It was only a matter of time before text-generating AI became as open and free as graphics AI. The first such is here now and ‘live’, OpenChatKit…

“a ChatGPT-like dialogue language model that is fully open-sourced, with full access to code, model weights, and training data. The released OpenChatKit model can perform natural-language reasoning tasks, answer questions about documents with retrieval, and browse the Web much like BingChat. The model has 20 billion parameters and is trained on 43 million instructions. […] The release also comes with fine-tuning guides that allow users to easily fine-tune the model for their own applications. […] Apache-2.0 license.”

20 billion is not enough for complex tasks (it can’t write long working Python scripts, or pop out complete essays/stories), but it’s good enough to be useful so long as you know how to ask the question. For instance…

Show me an example of the use of taskkill in a Windows batch file

… gets a line of valid working code. Though you still need to know to wrap it in @echo off and exit, and then save as a .BAT file.

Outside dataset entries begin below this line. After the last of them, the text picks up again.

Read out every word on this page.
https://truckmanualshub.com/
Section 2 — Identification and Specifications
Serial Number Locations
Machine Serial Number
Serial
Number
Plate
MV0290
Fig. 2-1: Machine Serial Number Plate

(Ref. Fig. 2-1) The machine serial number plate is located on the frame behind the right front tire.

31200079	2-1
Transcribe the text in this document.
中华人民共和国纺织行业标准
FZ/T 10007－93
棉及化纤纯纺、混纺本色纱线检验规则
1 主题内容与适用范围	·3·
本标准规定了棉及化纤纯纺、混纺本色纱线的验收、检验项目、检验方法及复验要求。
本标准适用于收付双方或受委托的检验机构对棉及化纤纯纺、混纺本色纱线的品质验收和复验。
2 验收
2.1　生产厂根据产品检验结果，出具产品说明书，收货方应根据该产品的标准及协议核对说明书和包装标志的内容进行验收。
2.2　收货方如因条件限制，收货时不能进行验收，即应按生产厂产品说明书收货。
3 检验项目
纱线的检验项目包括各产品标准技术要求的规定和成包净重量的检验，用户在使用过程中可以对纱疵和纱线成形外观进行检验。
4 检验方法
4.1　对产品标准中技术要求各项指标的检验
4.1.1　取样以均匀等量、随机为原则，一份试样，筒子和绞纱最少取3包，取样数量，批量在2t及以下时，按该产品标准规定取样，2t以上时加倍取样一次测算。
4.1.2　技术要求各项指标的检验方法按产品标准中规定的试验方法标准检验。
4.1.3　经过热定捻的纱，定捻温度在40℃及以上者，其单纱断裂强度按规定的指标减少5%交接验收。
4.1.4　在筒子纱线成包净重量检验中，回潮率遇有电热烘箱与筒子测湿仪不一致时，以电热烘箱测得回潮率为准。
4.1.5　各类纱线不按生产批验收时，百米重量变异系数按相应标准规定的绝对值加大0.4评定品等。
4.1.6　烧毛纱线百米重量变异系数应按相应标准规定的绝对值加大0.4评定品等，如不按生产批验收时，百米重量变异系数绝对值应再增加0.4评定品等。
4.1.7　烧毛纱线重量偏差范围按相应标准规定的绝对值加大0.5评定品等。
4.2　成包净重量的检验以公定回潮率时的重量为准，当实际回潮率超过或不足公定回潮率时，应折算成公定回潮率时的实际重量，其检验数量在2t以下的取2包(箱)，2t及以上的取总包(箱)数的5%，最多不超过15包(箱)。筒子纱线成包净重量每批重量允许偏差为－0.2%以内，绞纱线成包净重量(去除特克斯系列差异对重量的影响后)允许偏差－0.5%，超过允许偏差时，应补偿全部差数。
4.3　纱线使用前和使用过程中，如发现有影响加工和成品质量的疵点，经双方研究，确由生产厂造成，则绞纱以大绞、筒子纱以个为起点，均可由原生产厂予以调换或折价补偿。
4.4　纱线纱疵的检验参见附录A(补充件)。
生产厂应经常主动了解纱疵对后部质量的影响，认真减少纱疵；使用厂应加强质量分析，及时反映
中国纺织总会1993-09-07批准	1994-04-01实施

But this is just the starting release. The initial live/free public demo is here, if you want to see what arcane Lovecraftian blurblings it might produce if given the correct prompt. It’s fast and easy to use. Though obviously knows nothing about R’lyeh as a holiday destination. Pity.

I’m uncertain if it can be operated purely locally on a desktop PC, being open source. (Update: Yes it can, it now has a downloadable “7B” model). If not then such things can only a matter of time and the right slot-in card.

So far, this is the only genuinely free / public and ‘no sign-up’ text-generating AI I know of.

Meanwhile, Grammarly will reportedly be plugging in AI auto-writing assistants sometime in April 2023. For a price, of course.